Head buzzing with new alignments and new possibilities for success, feet itchy for the Durrington Down road, a torch and some biscuits in his rucksack, he practically fell down the stairs—two, then three, then a final four steps at a time—and was reaching out for the front door when his mum called from the front room.
"Rhys! Come in here a sec!"
He lowered his outstretched arm, looking at the handle as if it were receding irretrievably from his grasp, breathed heavily a couple of times and then trudged back down the hallway towards his mum's voice. He saw his dad first, sat in the armchair, holding a mug of tea, smiling thinly. As he stepped into the room Rhys could smell cigarette smoke, which meant that his mum must be really nervous. She never smoked indoors, except when she did, which was usually when Rhys had been in trouble. He hadn't been caught doing anything wrong recently, though.
"We've got some news. Your dad's got that new job at Penny's—you know, the one he went to the interview for last month?" Rhys tried to looked blank but vaguely interested. He remembered his dad had set off early one morning to catch a train from Salisbury station, but hadn't really paid much attention to where he had said he was going to. "Well, they really want him to start as soon as possible, which is great, isn't it?" She started talking to his dad. "Especially with Moreton Electrics looking like it could close any day now."
"They'll want me to work out my notice, will Moreton, love," he warned. "At least a month."
"Well," she countered, "it'll take us longer than that to-" She suddenly turned back to Rhys. He had a knack for receding into the background, she noted: it was easy to forget he was there sometimes, and he her only son! "Sorry, Rhys, love, we were trying to tell you. Penny's is up in Worcester. That's a long way from here, nearly a hundred miles." Rhys' face was still calm. "He can't do that commute every day, love." Rhys nodded, waiting for more information. "We're going to have to move to Worcester."
It was at that point that Rhys' face started to move. First his eyes widened. "We know you love it round here, darlin'," his mum continued. "But we thought that it might be better for you to have a change of scene." Rhys' mouth opened slackly. "It's not healthy for you, going out at all hours. There was that trouble with the police as well. It'd be good to put all that behind you. And you'd be able to make lots more friends in Worcester. It's a lovely town, isn't it, Dad?" His dad agreed, nodding his head; Rhys regained control over his face and started to screw it up instead, into a single frown. "It's got cinemas, and a bowling alley.

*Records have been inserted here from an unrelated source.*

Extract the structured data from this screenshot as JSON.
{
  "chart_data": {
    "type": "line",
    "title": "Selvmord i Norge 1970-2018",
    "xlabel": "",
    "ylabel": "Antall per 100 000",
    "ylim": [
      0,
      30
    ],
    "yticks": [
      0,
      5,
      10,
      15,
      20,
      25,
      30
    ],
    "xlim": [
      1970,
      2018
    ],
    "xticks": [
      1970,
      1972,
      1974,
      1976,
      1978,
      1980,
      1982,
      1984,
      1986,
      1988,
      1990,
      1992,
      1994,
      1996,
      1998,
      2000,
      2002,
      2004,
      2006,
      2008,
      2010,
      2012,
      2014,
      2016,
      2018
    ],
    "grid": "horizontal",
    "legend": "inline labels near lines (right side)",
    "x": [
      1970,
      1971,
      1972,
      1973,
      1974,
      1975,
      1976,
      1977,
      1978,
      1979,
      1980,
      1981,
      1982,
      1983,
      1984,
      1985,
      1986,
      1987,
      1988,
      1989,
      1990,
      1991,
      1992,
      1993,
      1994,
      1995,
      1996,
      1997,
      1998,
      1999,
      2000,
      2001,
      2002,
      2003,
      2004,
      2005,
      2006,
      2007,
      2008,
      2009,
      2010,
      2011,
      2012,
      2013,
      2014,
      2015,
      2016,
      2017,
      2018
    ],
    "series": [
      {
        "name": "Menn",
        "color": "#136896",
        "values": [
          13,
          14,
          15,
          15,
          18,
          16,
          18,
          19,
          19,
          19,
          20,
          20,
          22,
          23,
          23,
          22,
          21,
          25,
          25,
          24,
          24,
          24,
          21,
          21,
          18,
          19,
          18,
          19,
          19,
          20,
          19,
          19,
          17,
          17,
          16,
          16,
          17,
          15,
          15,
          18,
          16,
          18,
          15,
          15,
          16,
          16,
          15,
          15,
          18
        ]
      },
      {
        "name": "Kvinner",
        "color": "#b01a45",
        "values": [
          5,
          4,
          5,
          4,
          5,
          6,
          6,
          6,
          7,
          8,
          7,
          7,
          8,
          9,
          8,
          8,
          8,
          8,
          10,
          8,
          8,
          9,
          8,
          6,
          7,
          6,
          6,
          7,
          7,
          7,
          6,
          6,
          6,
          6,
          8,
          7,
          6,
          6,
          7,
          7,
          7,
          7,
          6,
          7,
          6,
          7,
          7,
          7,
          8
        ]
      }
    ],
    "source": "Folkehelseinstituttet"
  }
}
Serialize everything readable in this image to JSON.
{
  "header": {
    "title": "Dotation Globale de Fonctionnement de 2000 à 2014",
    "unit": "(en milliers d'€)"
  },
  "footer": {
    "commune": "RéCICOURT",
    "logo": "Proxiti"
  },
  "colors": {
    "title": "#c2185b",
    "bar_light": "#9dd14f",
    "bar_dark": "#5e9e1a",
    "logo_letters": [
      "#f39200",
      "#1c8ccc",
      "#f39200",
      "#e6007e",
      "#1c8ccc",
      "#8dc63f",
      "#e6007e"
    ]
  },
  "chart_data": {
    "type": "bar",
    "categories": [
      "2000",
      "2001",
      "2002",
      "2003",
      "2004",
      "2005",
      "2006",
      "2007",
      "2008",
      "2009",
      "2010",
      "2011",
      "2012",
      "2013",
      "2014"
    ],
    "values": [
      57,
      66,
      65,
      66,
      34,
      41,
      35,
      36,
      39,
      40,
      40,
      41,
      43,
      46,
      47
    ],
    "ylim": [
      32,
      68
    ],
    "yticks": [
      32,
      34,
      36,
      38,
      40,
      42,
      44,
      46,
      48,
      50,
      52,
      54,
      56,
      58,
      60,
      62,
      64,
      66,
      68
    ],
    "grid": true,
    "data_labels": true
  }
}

And there's a good college there that we reckon you'll get into if we all pitch in a bit."
Rhys was once again stationary, apart from his right hand which shook a little. "Well," his mother said after twenty seconds had passed in silence. "Don't just stand there with a look like thunder, love. Say something."
Rhys looked from his mum to his dad, and back again. He worked his mouth for a second or two, trying to form words. Then, finally, he could speak. "No," Rhys mumbled quietly. Then, louder: "No. No! No!" Still shouting, he bolted from the room and out of the front door, not caring to close it behind him.
Back in the living room, Rhys' dad had left the chair and was making to follow his son, when his mum put her hand out to him. "Leave it, Paul. He'll be all right."
"At this time of night?" his dad cried. "It's pitch black out there and bloody freezing to boot. He'll catch his death." But instead of putting his shoes on, he stomped around the living room, knowing his son was hardier than that. "And where the hell does he think he's going to get to any-bloody-way?"
Rhys' mum sat down on the settee and sighed. "Where do you think, love?" she said wearily, and fished a packet of cigarettes out of her handbag. "He'll go straight to the stones."